The conversation around jobs was notably more optimistic than alarmist. AI was presented less as a destroyer of employment and more as a reshaper of tedious or repetitive tasks. Rotoscopy in VFX, manual clean-up in audio production and repetitive production workflows were cited as examples of labour-intensive work that AI could dramatically reduce.
Motion capture and performance capture were discussed as areas where actors and creators could actually gain new opportunities. The work of Andy Serkis, known for performances such as Gollum, was referenced as an example of how digital acting and body-performance skills are becoming increasingly valuable in the AI era.
The masterclass also showcased practical demonstrations developed by the emerging media lab at Whistling Woods International. One of the standout examples was a low-cost markerless motion-capture system capable of generating near real-time animation using a single smartphone camera instead of expensive studio infrastructure.
The broader message was clear: AI is rapidly lowering production barriers and democratising access to advanced creative tools. Tasks that once required multimillion-rupee studios can now increasingly be handled with lightweight software, open-source systems and compact workflows.

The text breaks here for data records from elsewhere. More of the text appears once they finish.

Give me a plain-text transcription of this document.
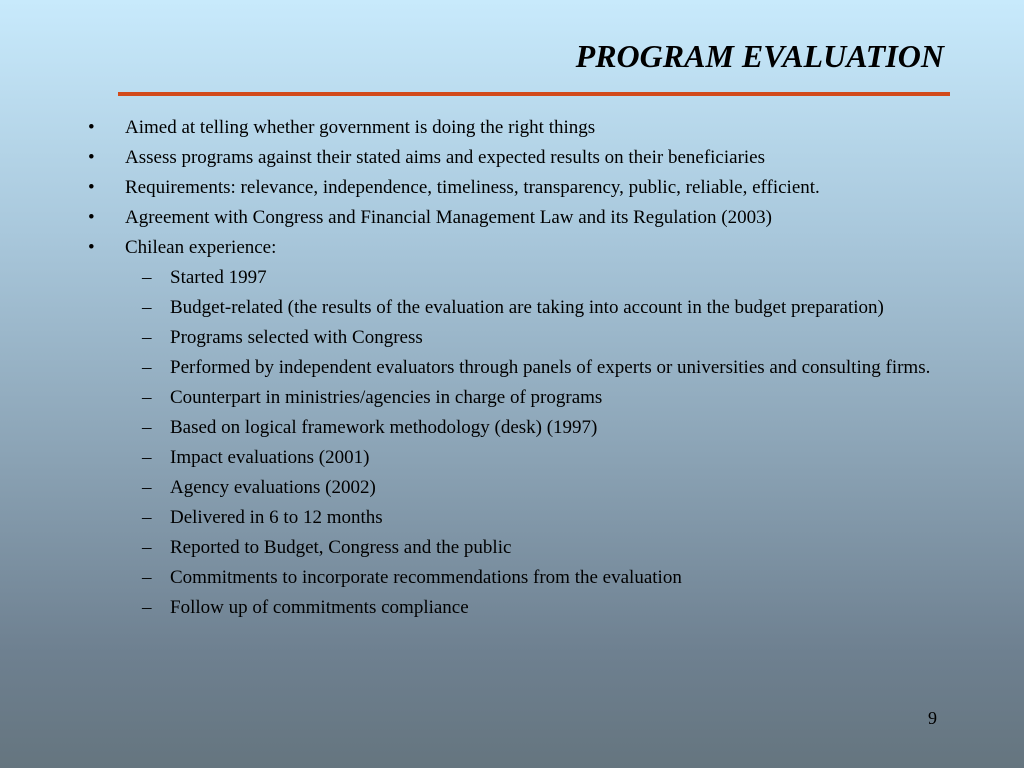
PROGRAM EVALUATION
•	Aimed at telling whether government is doing the right things
•	Assess programs against their stated aims and expected results on their beneficiaries
•	Requirements: relevance, independence, timeliness, transparency, public, reliable, efficient.
•	Agreement with Congress and Financial Management Law and its Regulation (2003)
•	Chilean experience:
– Started 1997
– Budget-related (the results of the evaluation are taking into account in the budget preparation)
– Programs selected with Congress
– Performed by independent evaluators through panels of experts or universities and consulting firms.
– Counterpart in ministries/agencies in charge of programs
– Based on logical framework methodology (desk) (1997)
– Impact evaluations (2001)
– Agency evaluations (2002)
– Delivered in 6 to 12 months
– Reported to Budget, Congress and the public
– Commitments to incorporate recommendations from the evaluation
– Follow up of commitments compliance
9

Still, the session cautioned creators against confusing tools with talent. While AI can automate processes, generate options and speed up production, meaningful storytelling still depends on human judgement, cultural understanding and emotional depth.
At Goafest 2026, the takeaway was less about machines replacing filmmakers and more about filmmakers learning to direct the machines. In the race between creativity and automation, the industry appears determined to keep humans in the director’s chair.